Oh, I know how frustrating that is!!!!! We had a beagle and she suddenly became epileptic last November. Along with that came separation anxiety. If we left the room for too long she'd mess. She'd bark in the middle of the night to come be with us (but she couldn't sleep with us because she has aggression issues--it's a pack thing.)
We'd leave the house for an hour and then I'd spend 45 minutes cleaning up after her when we came back with a baby crying for my attention. It was so much to handle, but I did because I loved her. Then she bit Roger. And I had to realize that I could not take care of a sick dog and protect my baby from an aggressive dog too and be sane at the end of the day.
People told me I was nuts for keeping her as long as I did.
You'll know when it is time. I miss her a lot somedays, but I remind myself that I did everything I could for her ($1000 trips to the behaviorist vet--yeah I did that; $50/month anti-epileptic food, $100/month anti-epileptic meds--I did it) and that we gave her a good home while we could. She was only 4 years old.

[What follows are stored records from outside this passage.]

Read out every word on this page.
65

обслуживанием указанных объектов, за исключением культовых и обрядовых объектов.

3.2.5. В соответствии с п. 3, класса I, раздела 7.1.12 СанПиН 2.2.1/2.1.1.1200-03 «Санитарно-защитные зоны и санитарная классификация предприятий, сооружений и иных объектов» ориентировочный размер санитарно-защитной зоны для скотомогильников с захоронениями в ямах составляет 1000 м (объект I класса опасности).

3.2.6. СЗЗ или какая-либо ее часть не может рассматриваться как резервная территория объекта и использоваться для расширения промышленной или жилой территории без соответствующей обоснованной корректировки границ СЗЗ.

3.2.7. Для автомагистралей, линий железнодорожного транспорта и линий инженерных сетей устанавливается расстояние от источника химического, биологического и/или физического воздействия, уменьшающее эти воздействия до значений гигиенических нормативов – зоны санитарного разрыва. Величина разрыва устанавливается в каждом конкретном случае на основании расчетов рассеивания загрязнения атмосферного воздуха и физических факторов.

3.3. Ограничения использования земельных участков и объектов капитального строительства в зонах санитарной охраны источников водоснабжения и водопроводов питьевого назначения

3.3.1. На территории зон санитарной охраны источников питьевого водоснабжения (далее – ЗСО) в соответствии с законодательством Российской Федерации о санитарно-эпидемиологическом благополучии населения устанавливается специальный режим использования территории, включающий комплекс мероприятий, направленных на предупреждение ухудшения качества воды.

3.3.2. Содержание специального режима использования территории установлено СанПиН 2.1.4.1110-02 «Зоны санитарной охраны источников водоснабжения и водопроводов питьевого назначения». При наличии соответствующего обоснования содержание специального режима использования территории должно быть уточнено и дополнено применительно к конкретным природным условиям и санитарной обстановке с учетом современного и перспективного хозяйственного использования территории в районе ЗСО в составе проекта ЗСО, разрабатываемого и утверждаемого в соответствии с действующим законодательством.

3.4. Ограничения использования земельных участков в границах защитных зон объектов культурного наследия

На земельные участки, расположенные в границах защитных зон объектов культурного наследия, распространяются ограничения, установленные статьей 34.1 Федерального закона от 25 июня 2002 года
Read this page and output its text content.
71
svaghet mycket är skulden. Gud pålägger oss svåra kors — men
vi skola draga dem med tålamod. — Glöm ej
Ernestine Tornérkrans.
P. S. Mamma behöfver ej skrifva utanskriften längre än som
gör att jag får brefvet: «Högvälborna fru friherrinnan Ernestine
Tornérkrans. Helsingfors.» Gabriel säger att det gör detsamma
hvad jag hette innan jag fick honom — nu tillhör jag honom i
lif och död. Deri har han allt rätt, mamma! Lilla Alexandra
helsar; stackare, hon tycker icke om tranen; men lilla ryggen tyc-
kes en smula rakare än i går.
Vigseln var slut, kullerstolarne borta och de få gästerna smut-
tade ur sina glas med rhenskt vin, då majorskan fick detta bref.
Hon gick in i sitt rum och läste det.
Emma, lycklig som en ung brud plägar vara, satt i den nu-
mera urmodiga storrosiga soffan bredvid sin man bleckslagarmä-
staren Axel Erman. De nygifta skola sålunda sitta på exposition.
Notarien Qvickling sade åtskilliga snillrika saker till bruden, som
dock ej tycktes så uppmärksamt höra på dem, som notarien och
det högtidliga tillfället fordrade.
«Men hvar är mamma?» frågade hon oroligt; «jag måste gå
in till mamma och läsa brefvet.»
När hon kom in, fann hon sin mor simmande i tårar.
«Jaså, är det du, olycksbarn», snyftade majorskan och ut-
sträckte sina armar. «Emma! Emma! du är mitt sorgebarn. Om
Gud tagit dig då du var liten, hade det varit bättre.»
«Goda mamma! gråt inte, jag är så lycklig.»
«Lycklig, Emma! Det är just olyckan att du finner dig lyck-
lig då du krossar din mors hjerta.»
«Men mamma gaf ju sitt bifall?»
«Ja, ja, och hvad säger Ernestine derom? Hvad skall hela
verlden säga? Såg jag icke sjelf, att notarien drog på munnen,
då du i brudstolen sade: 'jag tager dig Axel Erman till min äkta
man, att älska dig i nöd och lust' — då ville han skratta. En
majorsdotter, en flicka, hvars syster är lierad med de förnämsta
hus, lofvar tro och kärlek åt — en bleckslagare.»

Sorry for hijacking the thread.
Oh I love my dogs but if they bit my baby, there'd be no choice. We had a chow mix at my Mom's that got increasingly more aggressive as he got older and then he TRIED to bite my niece, luckily I got her out of the way in time. She and I were giving out biscuits to the dogs (I think there were about 5 at the time) and he tried to basically take her hand off because she was giving a biscuit to a different dog. As sad as it was, he had to get put to sleep the next day because it was just too dangerous.